Flying Officer Wacław Butkiewicz
Wacław Butkiewicz werd geboren op 15 september 1909 in Wilno, Polen.
Toen Wacław zich bij de Royal Air Force voegde, kreeg hij identificatienummer 'P76646'.
Bij de RAF werd Wacław ingedeeld bij RAF 301 Squadron, welke bestond uit Poolse vliegers. Hier vloog hij als piloot van een Vickers Wellington de volgende missies:
-
2 op 3 maart 1941; Brest, in Wellington R1026
-
13 op 14 maart 1941; Rotterdam, in Wellington R1227
-
7 op 8 april 1941; Kiel, in Wellington R1227
-
25 op 26 april 1941; Kiel, in Wellington R1227
-
16 op 17 mei 1941; Keulen, in Wellington W5613
Op 18 mei 1941 werd Wacław naar RAF Mildenhall gestuurd voor een cursus.
-
12 op 13 juni 1941; Osnabrück, in Wellington R1349
-
16 op 17 juni 1941; Duisburg, in Wellington R1349
-
25 op 26 juni 1941; Bremen, in Wellington X9616
-
3 op 4 juli 1941; Bremen, in Wellington R1492 (van deze missie keerde de bemanning niet terug)
Tijdens de laatste missie van Wacław wist hij tijdig het toestel te verlaten. Hij werd al snel gevangengenomen en afgevoerd naar een krijgsgevangenenkamp.

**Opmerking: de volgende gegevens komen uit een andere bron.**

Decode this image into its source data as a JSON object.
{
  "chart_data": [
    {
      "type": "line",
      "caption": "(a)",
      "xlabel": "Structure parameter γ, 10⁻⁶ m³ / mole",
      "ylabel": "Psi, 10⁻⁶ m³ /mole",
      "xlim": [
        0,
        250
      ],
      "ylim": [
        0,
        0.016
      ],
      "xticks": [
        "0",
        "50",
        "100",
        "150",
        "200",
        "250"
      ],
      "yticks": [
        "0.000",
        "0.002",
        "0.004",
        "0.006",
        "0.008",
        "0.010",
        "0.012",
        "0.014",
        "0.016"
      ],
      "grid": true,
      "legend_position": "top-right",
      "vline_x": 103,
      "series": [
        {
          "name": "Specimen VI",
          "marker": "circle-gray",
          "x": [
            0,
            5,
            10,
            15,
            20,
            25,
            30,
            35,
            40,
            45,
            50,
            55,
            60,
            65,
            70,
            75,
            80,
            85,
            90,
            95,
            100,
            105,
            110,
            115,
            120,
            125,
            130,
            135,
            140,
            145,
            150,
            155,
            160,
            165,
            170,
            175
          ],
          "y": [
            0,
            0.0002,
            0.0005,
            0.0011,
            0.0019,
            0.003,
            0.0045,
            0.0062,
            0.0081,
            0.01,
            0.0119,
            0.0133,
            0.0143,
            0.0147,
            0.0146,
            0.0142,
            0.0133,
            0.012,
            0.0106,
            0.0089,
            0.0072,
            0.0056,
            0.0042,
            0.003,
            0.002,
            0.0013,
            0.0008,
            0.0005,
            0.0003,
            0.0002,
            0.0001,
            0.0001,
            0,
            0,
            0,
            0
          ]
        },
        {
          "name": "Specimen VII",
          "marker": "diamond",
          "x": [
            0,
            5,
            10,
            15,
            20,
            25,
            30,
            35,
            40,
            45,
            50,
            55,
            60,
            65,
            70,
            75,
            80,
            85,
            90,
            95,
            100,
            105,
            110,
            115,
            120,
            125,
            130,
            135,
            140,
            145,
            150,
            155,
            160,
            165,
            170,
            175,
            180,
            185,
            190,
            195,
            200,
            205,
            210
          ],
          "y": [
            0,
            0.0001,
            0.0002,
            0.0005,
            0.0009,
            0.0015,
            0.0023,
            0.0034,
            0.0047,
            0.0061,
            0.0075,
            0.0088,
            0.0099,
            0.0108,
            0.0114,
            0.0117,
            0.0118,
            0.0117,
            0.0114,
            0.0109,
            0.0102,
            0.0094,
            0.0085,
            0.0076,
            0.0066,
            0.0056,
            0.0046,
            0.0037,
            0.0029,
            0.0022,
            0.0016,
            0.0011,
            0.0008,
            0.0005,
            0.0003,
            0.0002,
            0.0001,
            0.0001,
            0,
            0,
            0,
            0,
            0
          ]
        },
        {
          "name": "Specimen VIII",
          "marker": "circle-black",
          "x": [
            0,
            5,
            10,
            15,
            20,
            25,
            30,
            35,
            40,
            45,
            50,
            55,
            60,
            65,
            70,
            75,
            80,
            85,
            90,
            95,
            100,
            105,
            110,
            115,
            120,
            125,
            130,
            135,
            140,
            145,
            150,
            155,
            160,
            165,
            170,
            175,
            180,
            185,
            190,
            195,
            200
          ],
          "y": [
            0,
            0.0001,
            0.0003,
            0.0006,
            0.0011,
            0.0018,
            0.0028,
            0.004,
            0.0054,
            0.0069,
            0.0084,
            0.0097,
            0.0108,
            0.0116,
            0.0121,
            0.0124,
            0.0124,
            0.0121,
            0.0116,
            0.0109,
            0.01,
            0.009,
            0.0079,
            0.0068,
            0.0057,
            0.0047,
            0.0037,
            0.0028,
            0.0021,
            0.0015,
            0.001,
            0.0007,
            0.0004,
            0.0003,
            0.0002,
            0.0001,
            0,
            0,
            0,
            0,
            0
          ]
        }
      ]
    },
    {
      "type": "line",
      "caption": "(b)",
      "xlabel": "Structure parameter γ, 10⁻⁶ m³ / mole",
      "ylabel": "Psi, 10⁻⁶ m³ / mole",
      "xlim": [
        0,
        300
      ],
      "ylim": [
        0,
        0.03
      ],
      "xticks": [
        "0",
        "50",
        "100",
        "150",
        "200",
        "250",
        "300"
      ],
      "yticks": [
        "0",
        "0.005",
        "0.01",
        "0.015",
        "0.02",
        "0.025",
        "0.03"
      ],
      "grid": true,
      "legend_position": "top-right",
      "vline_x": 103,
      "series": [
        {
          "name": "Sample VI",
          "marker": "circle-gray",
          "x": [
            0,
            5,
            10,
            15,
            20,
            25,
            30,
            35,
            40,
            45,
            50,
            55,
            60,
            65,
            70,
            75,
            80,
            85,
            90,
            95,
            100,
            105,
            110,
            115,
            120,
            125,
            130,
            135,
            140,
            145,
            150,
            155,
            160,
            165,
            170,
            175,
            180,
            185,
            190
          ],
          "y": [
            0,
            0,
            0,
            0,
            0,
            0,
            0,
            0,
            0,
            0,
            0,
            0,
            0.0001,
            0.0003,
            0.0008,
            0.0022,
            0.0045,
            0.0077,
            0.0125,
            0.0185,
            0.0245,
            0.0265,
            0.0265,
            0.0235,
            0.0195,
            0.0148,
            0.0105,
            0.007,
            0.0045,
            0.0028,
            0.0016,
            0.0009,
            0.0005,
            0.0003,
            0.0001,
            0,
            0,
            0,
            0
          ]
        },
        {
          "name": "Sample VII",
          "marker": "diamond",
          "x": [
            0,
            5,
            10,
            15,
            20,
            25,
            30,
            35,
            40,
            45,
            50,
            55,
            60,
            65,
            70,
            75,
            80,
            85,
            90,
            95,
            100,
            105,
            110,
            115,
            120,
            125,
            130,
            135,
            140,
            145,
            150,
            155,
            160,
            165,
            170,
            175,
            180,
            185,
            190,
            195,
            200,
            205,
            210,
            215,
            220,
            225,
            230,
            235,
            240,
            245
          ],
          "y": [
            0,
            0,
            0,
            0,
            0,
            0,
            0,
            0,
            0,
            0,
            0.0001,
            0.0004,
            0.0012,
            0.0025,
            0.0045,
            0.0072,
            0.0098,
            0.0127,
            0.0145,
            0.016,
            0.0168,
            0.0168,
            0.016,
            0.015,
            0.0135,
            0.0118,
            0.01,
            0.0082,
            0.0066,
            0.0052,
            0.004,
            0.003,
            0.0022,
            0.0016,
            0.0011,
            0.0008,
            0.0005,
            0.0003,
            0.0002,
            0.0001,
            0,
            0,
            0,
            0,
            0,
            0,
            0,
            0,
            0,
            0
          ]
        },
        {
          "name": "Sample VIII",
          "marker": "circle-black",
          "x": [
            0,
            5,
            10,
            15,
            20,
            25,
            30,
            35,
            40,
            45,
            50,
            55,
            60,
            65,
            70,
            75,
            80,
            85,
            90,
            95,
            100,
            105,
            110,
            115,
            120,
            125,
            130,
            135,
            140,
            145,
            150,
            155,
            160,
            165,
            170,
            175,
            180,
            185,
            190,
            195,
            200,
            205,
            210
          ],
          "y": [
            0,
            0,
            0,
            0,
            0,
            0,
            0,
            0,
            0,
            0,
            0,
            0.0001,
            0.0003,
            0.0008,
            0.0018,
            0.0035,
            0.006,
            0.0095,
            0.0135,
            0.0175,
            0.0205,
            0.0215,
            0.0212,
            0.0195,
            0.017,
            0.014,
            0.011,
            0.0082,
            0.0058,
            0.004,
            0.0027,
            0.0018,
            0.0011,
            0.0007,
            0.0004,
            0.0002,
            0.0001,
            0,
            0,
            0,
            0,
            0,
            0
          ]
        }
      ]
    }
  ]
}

Na de bevrijding uit het krijgsgevangenenkamp keerde Wacław terug naar Engeland. Hij nam de Britse nationaliteit aan en woonde in Salford, Lancashire. Hier kwam hij op 15 november 1961 te overlijden. Wacław werd begraven te Manchester.
Wacław werd onderscheiden met Order Wojenny Virtuti Militari (Oorlogsmedaille voor Militaire Deugdzaamheid, de hoogste Poolse onderscheiding), tweemaal de Krzyż Walecznych (Kruis van Heldhaftigheid) en Odznaka Za Rany i Kontuzje (Badge Wonden en Letsels)
Group Captain Bolesław Feliks Stachoń
Bolesław Feliks Stachoń werd geboren op 18 mei 1897 als zoon van Wojciech Stachoń en Honorata Dobrowolska. Bolesław was de broer van Stefania (1894), Karolina (1895), Władysław (1902) en Maria (1918). Het gezin woonde in Wola Wadowska, Mielec, Polen.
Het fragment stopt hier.